Weekly Wire
Salt Lake City Weekly Starr Should Subpoena Viagra

JUNE 15, 1998:  Most Americans are yet unaware that President Bill Clinton was one of the first test recipients for the new drug Viagra.

Since his days as governor of Arkansas, Clinton has taken the sex wonder drug after each meal. That explains his huge appetites for white meat, particularly the breast.

OK, we made that up. But with everyone else making stuff up about Clinton, we thought, what the heck, let's have some fun, too.

Viagra, of course, has been making a lot of headlines lately for being the wonder impotence drug for males. Take a little Viagra and you're off to the races, so to speak. A true story out of Garden City, New York, is that of a 61-year-old woman who is suing the company because it has turned her 70-year-old boyfriend into a whoremonger, she alleges.

In the suit, the woman noted that her estranged boyfriend now dates lots of women and thinks he's a young stud trapped in an old man's body. Look out, Brooklyn!

The truth is, the president needs Viagra like Dennis Rodman needs another tattoo. We're unclear, however, on whether the Worm should take Viagra. His sexual orientation could become even more confused—a transvestite with an attitude? Bad as I wanna be on Viagra! Run for cover.
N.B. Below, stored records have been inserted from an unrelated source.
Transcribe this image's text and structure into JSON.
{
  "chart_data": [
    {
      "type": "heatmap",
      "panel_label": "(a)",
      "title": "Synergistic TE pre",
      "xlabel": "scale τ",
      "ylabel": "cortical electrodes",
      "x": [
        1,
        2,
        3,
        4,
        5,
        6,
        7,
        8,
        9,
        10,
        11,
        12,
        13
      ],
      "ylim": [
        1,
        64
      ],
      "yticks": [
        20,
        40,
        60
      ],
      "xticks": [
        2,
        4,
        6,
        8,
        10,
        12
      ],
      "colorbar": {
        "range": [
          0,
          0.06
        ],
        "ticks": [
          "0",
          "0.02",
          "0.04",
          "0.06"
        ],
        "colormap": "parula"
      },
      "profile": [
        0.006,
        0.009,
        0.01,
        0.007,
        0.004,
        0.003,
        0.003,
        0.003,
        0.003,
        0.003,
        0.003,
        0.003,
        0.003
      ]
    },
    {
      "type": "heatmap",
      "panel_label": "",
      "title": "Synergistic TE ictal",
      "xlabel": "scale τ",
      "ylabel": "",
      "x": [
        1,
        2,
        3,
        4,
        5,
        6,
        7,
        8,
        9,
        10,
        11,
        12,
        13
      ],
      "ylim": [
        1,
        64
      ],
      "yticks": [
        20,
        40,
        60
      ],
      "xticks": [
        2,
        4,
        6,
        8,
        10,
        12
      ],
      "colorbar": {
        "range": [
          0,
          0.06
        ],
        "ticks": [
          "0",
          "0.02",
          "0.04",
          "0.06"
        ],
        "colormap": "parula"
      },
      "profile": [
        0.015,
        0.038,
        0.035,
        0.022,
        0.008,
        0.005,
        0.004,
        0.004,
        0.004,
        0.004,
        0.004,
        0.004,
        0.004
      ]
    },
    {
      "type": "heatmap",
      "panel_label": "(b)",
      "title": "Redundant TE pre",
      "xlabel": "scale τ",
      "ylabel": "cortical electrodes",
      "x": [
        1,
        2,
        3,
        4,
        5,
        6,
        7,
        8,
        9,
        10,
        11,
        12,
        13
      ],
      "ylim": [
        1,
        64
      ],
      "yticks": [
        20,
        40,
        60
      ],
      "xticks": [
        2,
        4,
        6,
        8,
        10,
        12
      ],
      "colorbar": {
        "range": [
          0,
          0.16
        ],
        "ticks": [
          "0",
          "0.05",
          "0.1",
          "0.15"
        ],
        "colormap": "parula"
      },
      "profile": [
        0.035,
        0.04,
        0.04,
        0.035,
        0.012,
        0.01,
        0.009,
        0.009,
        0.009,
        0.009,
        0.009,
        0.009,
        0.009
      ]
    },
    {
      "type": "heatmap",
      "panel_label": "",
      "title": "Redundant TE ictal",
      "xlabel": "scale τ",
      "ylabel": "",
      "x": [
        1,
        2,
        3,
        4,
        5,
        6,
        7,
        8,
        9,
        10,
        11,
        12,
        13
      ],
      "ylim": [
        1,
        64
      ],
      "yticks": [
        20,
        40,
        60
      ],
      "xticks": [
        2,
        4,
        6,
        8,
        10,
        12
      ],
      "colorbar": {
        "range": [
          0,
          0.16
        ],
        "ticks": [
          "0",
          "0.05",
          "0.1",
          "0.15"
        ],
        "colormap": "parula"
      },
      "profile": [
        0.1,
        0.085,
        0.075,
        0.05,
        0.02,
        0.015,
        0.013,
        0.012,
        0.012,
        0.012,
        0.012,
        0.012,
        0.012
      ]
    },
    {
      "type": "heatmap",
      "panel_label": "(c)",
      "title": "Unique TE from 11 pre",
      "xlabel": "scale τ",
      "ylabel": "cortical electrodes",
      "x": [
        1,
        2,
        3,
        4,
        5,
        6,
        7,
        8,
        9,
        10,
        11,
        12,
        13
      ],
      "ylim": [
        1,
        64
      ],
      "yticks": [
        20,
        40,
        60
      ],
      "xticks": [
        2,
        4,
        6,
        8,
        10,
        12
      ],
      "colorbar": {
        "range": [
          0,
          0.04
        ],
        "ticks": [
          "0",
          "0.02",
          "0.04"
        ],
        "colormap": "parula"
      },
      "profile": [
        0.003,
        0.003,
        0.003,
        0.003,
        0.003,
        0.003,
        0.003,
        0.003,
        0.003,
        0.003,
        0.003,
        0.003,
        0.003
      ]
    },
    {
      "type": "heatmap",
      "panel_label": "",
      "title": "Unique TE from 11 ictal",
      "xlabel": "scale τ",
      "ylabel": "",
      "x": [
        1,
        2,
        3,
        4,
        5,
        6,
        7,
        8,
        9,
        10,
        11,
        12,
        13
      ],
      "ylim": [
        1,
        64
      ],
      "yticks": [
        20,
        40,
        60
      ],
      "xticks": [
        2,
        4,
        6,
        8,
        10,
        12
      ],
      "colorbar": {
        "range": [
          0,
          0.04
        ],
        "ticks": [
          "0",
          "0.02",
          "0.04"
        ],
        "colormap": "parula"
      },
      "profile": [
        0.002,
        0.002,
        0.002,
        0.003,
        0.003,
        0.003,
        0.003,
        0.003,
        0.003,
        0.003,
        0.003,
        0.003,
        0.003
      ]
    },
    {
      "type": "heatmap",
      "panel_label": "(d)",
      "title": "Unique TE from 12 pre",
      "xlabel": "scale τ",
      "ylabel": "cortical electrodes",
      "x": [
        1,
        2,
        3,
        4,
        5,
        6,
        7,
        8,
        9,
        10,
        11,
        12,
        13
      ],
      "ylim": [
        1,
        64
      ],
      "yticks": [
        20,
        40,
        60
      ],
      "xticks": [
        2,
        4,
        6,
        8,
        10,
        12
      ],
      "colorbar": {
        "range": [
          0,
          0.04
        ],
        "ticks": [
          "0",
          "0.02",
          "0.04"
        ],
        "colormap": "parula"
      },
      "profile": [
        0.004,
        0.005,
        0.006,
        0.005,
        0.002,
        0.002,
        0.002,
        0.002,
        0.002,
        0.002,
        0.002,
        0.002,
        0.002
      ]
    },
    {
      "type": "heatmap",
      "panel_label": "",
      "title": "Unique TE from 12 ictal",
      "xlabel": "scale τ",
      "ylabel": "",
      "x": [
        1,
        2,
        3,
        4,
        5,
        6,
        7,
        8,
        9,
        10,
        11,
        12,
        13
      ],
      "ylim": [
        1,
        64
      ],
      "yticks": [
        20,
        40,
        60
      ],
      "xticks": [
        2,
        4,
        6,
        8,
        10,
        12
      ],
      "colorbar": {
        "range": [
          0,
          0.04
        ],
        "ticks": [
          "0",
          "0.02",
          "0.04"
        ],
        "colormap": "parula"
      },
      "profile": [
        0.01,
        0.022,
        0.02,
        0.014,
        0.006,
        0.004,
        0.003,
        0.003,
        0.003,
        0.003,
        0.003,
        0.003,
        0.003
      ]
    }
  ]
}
Kenneth Starr, on the other hand, probably could make use of the stud drug. From his puckered lips to his bug eyes, Starr looks like the anal-retentive type who probably lost interest in sex years ago. A good roll in the hay could change his outlook for the better, no doubt. If he's too embarrassed to buy it at the pharmacy, he could just get a grand jury subpoena for some of the little, blue pills. Hey, Kenneth, subpoena this!

Paula Jones' husband might look into Viagra, too. That poor woman simply can't get enough attention. She says the president exposed himself to her in a hotel room. Funny thing, her nose keeps growing and growing. We're pretty sure that has nothing to do with Viagra, though.

We haven't heard much on Viagra from Clinton detractors and moralists like Jerry Falwell and other Moral Majority-types. Wonder how they stand on that?—no pun intended. Did God want old men to have sex like rabbits?

But if women's groups aren't disappointed with Clinton, they surely are bummed out with the new wonder drug. That's because medical insurers will reimburse for Viagra but not for contraception. Go figure.